When approached by Nampa to validate the claims, Fleermuys acknowledged being approached by Beukes on several occasions regarding the N.dollars 15 000 he expects from him.
He has however refused to succumb to Beukes’ demands.
“He has been forcing me to pay him money but I cannot do it. How do I pay someone who just sits at home? I work for this money,” he said.
Approached for his side of the story on Thursday, Beukes rubbished the claims, saying the funds are for the operations of the WRP, and not for his personal use as alleged.
He said Fleermuys signed a document in which he agreed to give a portion of his monthly salary to the party.
“They have to give N.dollars 15 000. They have signed for it!” he said, adding that “we struggle alongside workers. We are not there to make people rich.”
Asked why WRP parliamentarians are obliged to pay N.dollars 15 000 monthly, he replied: “We are a Marxist party. We are a revolutionary workers’ party. We reject these salaries they give to parliamentarians. These huge monies they receive is nonsense.”
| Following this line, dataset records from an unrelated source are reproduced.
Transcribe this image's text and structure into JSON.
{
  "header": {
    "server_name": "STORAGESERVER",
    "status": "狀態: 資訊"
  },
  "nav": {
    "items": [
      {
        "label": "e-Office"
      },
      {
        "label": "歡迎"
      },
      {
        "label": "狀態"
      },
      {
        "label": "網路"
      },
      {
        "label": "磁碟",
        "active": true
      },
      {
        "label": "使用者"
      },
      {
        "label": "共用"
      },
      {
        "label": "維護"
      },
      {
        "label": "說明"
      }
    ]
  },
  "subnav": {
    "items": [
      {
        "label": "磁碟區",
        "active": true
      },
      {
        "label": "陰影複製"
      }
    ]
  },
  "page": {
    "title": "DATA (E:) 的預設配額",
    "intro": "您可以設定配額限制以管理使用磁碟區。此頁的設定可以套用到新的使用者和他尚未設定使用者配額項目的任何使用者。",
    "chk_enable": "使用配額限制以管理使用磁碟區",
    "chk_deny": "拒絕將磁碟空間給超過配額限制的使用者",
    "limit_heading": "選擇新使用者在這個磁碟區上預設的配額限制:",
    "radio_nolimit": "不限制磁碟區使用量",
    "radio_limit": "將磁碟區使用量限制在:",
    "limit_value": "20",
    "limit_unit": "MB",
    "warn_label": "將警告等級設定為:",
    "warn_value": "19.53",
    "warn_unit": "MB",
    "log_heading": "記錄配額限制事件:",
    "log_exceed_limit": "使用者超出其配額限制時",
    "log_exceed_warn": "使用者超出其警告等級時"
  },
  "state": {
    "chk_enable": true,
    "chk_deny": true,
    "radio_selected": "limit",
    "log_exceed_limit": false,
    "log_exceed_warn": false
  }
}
He made it clear that the standard practice of revolutionary parties all over the world is that members participate in elections, they win seats and the money [salary] is given to the party.
Beukes argued that WRP lawmakers in the National Assembly ought not to get high salaries, but “the normal salary of a skilled worker”.
Approached for comment on the legality of the practice at WRP, former labour commissioner and labour Permanent Secretary, Bro-Mathew Shingwandja could not explicitly say whether or not it was illegal.
“The Labour Act does not deal with politicians. [But] in the Labour Act, there is nothing saying an employee can contribute to a political party or not. The deductions in terms of the Labour Act are very clear, only certain things [can be deducted]. It’s not based on the position of an employee,” said Shingwandja.
He further added that conditions differ for MPs and they are not covered by the Labour Act in terms of their working hours, amongst other things.